Dow hits fresh high then retreats as hawkish Fed projections lift yields and unsettle risk assets

    by VT Markets
    /
    Jun 18, 2026

    The DJIA set a third consecutive record early on Wednesday before reversing after the Fed held policy steady but paired the decision with more hawkish projections. The index fell to a session low near 51,800, about 480 points below its intraday peak, and then steadied modestly lower. The FOMC left the target range at 3.50% to 3.75% on a unanimous 12 to 0 vote, compared with an 8 to 4 split in April. It removed its easing bias and restated a commitment to price stability, while upgrading its view on job gains and pointing to strong productivity and investment.

    The SEP drove the repricing: the median 2026 federal funds projection rose to about 3.8% from 3.4% in March, while the median 2026 PCE inflation forecast increased to 3.6% from 2.7%. In response, the 2-year Treasury yield rose about 11 basis points to near 4.16%. Warsh announced five task forces to review Fed operations, including the balance sheet, and said changes to the communications framework and the SEP could come by year-end.
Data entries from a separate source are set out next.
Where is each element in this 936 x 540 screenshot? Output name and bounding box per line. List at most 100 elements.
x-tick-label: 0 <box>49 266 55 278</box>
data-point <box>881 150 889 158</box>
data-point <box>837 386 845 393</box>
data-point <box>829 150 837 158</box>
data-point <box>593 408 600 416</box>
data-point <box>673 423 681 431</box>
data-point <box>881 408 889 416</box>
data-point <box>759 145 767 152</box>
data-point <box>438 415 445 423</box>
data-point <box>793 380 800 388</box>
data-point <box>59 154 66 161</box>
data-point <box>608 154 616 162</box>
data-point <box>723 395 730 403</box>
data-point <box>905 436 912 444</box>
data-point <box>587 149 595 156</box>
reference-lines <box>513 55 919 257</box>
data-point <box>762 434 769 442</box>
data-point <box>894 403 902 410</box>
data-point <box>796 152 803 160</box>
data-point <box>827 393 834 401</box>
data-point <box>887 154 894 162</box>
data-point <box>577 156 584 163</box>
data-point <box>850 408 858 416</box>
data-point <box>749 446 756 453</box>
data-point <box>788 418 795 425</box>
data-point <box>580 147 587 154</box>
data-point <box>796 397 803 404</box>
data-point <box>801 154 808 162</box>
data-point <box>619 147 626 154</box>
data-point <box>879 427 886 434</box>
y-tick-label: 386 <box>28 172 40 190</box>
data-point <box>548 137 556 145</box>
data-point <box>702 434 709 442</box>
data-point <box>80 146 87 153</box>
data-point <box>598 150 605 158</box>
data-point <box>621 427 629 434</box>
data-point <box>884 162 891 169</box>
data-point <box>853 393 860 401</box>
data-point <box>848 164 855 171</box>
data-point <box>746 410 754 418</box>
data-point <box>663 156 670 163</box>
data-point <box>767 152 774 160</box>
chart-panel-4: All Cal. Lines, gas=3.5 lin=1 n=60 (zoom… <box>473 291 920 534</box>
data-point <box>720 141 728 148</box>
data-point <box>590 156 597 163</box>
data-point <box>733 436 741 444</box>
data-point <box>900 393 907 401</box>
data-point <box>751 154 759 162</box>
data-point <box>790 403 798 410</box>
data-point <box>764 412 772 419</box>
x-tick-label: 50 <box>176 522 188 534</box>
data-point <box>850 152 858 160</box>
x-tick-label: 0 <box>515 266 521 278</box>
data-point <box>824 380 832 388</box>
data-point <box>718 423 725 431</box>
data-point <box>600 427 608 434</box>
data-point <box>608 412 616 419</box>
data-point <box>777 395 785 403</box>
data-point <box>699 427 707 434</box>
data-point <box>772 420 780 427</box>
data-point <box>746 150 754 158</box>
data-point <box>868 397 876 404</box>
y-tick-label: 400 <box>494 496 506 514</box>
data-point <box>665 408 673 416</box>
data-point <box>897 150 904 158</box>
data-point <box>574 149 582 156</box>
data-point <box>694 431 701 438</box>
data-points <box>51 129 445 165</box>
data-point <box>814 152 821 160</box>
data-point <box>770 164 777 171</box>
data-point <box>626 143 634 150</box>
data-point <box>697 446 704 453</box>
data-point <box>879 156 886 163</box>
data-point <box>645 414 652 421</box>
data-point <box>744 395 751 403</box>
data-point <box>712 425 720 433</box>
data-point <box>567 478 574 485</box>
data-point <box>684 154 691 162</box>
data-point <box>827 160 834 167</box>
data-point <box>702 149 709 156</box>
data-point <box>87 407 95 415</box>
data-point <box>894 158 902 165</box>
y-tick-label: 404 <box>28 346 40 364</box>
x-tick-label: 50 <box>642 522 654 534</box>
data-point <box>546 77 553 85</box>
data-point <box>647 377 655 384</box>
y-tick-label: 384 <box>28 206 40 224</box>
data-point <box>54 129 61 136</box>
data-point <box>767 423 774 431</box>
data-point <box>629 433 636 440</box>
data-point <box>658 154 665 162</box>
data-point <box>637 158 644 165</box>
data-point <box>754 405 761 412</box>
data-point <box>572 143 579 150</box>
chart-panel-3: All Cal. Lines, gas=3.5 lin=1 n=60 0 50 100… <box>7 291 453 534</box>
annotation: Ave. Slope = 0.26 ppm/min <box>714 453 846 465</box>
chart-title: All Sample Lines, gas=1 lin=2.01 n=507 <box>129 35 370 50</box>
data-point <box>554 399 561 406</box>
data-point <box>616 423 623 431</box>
Rate-sensitive segments weakened, with the Nasdaq Composite and Russell 2000 down close to 1% at their worst, as retail sales rose 0.9% in May. Key levels cited were resistance at 52,000 and 52,300, with support at 51,800 and then 51,500.

    Market Volatility and Defensive Positioning

    The Fed’s hawkish turn signals higher volatility ahead. We see the CBOE Volatility Index (VIX) has already jumped over 30% to above 17, a clear sign of rising market fear. Our immediate response is to purchase put options on broad market indices like the SPX and the DIA to hedge against a further slide from these highs.

    The failed breakout above 52,300 is a significant bearish signal, creating a strong ceiling for the market in the near term. We are establishing bear call spreads with strike prices above the 52,000 level to capitalize on this new resistance. This strategy profits from both a drop in the Dow and sideways consolidation as the market digests the Fed’s new stance.

    Sector Rotation, Yields, and Broader Market Impact

    We are repositioning away from the rate-sensitive growth sectors that have led the market for months. Fund flow data already shows technology-focused funds have seen over $2 billion in outflows this week, a trend we expect to accelerate. We are buying puts on the Nasdaq 100 and rotating into call options on financial sector ETFs, which tend to benefit from a higher-for-longer rate environment.

    The sharp rise in the 2-year Treasury yield to 4.16% is the market’s most direct reaction. We anticipate further upward pressure on short-term rates and are looking at opportunities to short 2-Year Treasury Note futures. Historically, such aggressive Fed pivots cause the yield curve to flatten, as we’re seeing now with the 10-2 year spread narrowing by 5 basis points.

    The pain in small caps, with the Russell 2000 falling sharply, suggests broad economic concerns are taking hold as these companies are more sensitive to rising borrowing costs. The equity put/call ratio has spiked to 0.78, its highest reading in two months, which shows traders are rushing to buy downside protection. This confirms our defensive bias and supports holding these protective positions for the coming weeks.